Conjugate priors suffer from **limited flexibility**. They impose constraints on the form of the prior distribution, and the chosen prior may not accurately reflect true prior knowledge about the parameters. To reiterate: conjugate priors only work when both the likelihood and prior belong to the same distributio family. Thus, if the likelihood and prior do not align, the conjugate strategy cannot be applied.

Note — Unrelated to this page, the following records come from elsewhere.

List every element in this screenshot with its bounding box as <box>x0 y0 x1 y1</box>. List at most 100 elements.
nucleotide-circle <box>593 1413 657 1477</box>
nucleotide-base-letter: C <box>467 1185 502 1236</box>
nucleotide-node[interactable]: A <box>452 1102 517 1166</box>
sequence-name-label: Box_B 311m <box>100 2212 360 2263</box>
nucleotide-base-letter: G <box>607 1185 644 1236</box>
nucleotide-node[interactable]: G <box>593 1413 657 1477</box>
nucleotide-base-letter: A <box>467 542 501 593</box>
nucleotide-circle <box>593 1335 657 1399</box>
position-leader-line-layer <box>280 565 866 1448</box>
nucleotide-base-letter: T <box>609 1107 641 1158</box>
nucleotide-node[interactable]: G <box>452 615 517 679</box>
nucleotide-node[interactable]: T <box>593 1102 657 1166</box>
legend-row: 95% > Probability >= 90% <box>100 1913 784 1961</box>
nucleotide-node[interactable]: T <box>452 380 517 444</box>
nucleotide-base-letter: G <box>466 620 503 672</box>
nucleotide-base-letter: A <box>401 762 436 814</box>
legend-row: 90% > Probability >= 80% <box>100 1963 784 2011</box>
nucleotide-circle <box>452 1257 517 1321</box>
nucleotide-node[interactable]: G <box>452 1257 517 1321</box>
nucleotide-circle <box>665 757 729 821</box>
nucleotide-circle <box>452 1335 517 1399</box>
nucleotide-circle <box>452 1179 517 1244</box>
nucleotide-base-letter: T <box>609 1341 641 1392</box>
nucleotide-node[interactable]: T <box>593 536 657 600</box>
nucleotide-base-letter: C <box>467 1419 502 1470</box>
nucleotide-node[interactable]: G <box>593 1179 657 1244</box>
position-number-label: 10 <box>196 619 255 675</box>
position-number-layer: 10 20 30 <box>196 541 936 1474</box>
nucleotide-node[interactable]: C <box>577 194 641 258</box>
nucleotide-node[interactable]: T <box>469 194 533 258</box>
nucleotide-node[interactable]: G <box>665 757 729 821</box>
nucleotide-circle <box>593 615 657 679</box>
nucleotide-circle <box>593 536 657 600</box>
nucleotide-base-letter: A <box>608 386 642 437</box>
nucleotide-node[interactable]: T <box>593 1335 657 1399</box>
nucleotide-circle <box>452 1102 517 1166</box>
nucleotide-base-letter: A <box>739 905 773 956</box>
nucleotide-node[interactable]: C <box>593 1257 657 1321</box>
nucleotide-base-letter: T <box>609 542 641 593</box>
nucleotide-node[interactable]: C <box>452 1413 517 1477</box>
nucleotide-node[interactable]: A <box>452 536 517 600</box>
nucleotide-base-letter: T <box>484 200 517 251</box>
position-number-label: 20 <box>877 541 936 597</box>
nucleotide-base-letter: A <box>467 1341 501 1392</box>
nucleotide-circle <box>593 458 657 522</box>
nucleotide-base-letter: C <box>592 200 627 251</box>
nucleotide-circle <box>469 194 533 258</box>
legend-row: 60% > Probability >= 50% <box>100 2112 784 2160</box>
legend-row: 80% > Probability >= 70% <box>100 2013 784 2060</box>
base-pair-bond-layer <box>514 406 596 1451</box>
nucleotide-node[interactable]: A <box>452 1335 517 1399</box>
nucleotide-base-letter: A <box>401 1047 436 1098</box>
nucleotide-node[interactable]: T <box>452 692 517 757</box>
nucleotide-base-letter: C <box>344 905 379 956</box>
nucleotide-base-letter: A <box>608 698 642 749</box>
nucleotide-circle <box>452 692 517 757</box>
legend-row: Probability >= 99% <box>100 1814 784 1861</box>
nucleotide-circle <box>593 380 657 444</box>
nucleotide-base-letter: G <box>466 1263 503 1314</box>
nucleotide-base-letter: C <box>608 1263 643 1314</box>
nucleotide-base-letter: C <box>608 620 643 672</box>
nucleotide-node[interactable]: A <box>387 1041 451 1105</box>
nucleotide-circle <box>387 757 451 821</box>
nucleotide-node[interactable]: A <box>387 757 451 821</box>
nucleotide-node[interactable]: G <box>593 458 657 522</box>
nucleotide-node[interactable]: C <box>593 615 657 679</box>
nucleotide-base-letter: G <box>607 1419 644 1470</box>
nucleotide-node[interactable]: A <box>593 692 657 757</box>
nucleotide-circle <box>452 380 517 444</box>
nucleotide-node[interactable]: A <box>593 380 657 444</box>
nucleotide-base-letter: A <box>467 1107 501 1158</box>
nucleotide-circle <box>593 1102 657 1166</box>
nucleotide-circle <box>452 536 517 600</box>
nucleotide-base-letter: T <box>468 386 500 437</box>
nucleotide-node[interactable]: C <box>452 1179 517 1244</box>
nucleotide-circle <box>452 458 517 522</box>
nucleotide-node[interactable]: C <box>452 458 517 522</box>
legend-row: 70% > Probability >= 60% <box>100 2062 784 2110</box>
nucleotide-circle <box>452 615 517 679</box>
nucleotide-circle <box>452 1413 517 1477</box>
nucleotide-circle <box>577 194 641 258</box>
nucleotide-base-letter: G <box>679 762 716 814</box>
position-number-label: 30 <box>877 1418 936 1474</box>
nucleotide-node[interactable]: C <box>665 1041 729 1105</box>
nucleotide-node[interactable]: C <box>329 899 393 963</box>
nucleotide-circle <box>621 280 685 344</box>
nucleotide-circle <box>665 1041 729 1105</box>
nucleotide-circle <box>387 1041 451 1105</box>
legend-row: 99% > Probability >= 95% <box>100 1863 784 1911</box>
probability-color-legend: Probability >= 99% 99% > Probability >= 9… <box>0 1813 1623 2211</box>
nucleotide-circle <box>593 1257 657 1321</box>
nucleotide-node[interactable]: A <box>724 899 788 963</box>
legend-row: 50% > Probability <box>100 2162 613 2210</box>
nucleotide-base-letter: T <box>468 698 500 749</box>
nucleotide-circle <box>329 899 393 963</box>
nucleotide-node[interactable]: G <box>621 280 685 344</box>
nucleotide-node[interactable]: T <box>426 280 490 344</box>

Additionally, conjugate priors are **inadequate for complex models**. Modern Bayesian models, such as neural networks or probabilistic graphical models, frequently require non-conjugate priors to capture intricate relationships between variables. In such cases, other inference techniques like MCMC or Variational Inference (VI) are necessary to approximate the posterior.

## Conclusion

While conjugate priors excel in providing analytical tractability and computational efficiency, they are inherently rigid. They are most effective for simple, structured models or situations where interpretability and fast computations are prioritized. 

# References

- [Bishop - Pattern Recognition and Machine Learning (2006)](https://www.microsoft.com/en-us/research/uploads/prod/2006/01/Bishop-Pattern-Recognition-and-Machine-Learning-2006.pdf) - A comprehensive reference on machine learning theory and Bayesian methods by Christopher M. Bishop.